Mientras tanto, mensajes. Ferrer: “Estoy entrando; sala 1C. Te veo atrás.” Mariana: “Ya voy; me cruzo con Romina en la entrada. Romina siempre llega puntual y yo, mira”. Emoticono de reloj. Sara: “Aquí en la fila 5. Si me ves, ignórame, hoy soy público.” Ileana: “Llegando con Bruno. Prometo no gritar.” Gala se rió sola. Guardó el celular.

A las 9:58, la sala estaba al 80%. Había ruido suave. Un conferencista anterior había dejado el listón alto con una charla sobre liderazgo en crisis. A Gala no le importó. Su espacio era otro. La periodista subió al escenario. La presentó con precisión: nombre, rol, resultados clave del último año. Nada de “madre de dos” ni “equilibra vida y trabajo” ni “mujer en un mundo de hombres”. Gracias.

Gala caminó al centro del escenario con pasos que parecían de alguien que conoce la madera. No llevaba tarjetas. La pantalla detrás mostraba una portada minimalista: un título y un gráfico en sombra. Abrió con la anécdota del piloto: la conversación de pasillo que detonó un cambio en la ruta de implementación, la métrica que se movió dos puntos y justificó una inversión adicional, el aprendizaje. Tres minutos. Luego, estructura: qué se mide, por qué, dónde está el error más común, cómo alinear síntesis con urgencia sin quemar etapas. Nada de fuegos artificiales. Un mapa.

Al segundo 90, el murmullo bajó. A los diez minutos, ya estaba con la audiencia en ese punto donde nadie revisa el celular. Gala sentía esos silencios como un sexto sentido. En el minuto quince, clavó la idea eje: “No necesitamos más datos; necesitamos historial, contexto y decisiones con hora y apellido.” Dos personas en la fila tres tomaron notas a mano. Siguió.

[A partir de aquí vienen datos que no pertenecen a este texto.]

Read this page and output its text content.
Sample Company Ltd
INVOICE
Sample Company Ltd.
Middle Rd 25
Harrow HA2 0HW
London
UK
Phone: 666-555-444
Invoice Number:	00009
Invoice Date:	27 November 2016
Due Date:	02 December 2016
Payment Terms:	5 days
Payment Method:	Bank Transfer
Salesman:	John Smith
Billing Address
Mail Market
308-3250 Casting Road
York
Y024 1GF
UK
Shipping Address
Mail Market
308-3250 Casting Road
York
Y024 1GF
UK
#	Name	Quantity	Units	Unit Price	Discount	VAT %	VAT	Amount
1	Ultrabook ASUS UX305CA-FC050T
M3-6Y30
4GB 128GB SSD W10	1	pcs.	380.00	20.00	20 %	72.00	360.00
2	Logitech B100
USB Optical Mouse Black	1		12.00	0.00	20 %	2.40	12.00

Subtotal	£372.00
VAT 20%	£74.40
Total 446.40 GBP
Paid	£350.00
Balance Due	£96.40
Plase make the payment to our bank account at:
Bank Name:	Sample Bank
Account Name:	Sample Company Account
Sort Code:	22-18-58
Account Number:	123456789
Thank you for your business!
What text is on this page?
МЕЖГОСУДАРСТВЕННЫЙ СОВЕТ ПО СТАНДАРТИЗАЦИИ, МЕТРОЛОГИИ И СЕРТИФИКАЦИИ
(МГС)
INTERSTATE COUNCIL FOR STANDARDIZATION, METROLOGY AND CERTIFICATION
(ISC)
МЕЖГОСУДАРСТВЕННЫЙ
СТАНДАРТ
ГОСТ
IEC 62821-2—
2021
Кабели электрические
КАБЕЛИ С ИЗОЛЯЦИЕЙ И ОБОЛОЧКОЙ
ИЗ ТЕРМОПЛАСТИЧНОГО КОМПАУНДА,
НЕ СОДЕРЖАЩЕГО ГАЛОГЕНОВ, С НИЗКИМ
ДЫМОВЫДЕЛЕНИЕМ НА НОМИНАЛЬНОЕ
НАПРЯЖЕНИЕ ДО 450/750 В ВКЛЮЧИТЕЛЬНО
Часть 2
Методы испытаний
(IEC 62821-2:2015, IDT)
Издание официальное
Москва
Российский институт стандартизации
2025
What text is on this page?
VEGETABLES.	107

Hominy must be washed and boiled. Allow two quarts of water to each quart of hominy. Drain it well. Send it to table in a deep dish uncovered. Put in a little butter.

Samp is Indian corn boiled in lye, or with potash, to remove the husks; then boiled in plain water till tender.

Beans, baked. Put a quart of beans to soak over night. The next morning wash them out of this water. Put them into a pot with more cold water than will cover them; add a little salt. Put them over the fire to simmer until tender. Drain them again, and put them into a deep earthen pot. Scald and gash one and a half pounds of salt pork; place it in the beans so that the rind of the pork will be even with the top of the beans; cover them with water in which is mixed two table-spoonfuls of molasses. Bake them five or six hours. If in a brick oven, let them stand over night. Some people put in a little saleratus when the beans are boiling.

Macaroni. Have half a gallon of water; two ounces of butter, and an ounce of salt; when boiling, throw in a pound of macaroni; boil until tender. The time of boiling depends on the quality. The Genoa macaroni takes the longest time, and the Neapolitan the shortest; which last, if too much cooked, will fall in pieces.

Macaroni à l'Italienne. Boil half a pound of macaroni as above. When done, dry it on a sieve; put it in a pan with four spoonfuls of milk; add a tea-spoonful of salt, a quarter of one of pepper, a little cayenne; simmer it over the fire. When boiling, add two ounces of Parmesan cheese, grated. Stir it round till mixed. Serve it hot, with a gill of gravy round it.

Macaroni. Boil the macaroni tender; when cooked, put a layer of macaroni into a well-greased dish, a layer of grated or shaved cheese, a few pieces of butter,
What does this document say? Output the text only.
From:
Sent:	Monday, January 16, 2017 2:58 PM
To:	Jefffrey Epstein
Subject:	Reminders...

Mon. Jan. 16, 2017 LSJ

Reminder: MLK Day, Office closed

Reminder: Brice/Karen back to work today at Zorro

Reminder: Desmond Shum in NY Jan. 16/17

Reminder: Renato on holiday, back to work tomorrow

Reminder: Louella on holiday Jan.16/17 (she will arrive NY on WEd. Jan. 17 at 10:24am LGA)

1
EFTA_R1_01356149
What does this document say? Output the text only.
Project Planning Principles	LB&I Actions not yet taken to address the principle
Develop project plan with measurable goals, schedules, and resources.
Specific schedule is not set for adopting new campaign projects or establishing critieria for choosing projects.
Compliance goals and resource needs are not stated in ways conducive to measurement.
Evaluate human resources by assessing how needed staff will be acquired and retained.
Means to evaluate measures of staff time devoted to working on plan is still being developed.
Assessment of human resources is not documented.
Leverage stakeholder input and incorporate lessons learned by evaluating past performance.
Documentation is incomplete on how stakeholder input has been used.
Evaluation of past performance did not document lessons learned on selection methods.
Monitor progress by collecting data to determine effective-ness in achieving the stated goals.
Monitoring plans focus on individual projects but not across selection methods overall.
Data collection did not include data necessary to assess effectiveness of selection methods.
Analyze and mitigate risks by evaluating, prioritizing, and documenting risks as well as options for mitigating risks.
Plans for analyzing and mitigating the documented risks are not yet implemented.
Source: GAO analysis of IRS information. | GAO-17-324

A los diecisiete, introdujo un caso. No era espectacular. Era limpio. Mostró una curva que no se despega a la primera y la decisión que evitó un costo hundido. Subrayó la necesidad de tener dos planes: el que enamora a dirección y el que realmente sirve cuando el proveedor se atrasa. La periodista asentía con ojos de quien entiende. El público, con esa rigidez amable del interés.

En el minuto veintitrés, Gala cerró. La pantalla se fue a negro con un “Gracias” y un pie de página con un correo genérico. Aplausos. No ensordecedores. Sinceros. Esa clase de aplauso que se da con las manos y contención en el pecho. La periodista sonrió, abrió el Q&A. Dos preguntas fáciles. Una más filosa, sobre exposición al riesgo en mercados con regulación cambiante. Gala respondió con su convicción habitual y un ejemplo concreto. En la cuarta, un hombre de traje oscuro en la fila cinco levantó la mano.

—Hablas de tomar decisiones con hora y apellido —dijo—. ¿Dónde queda la responsabilidad cuando un ajuste de curso implica retrabajo y costos que no estaban en CAPEX? ¿Cómo proteges margen y reputación a la vez?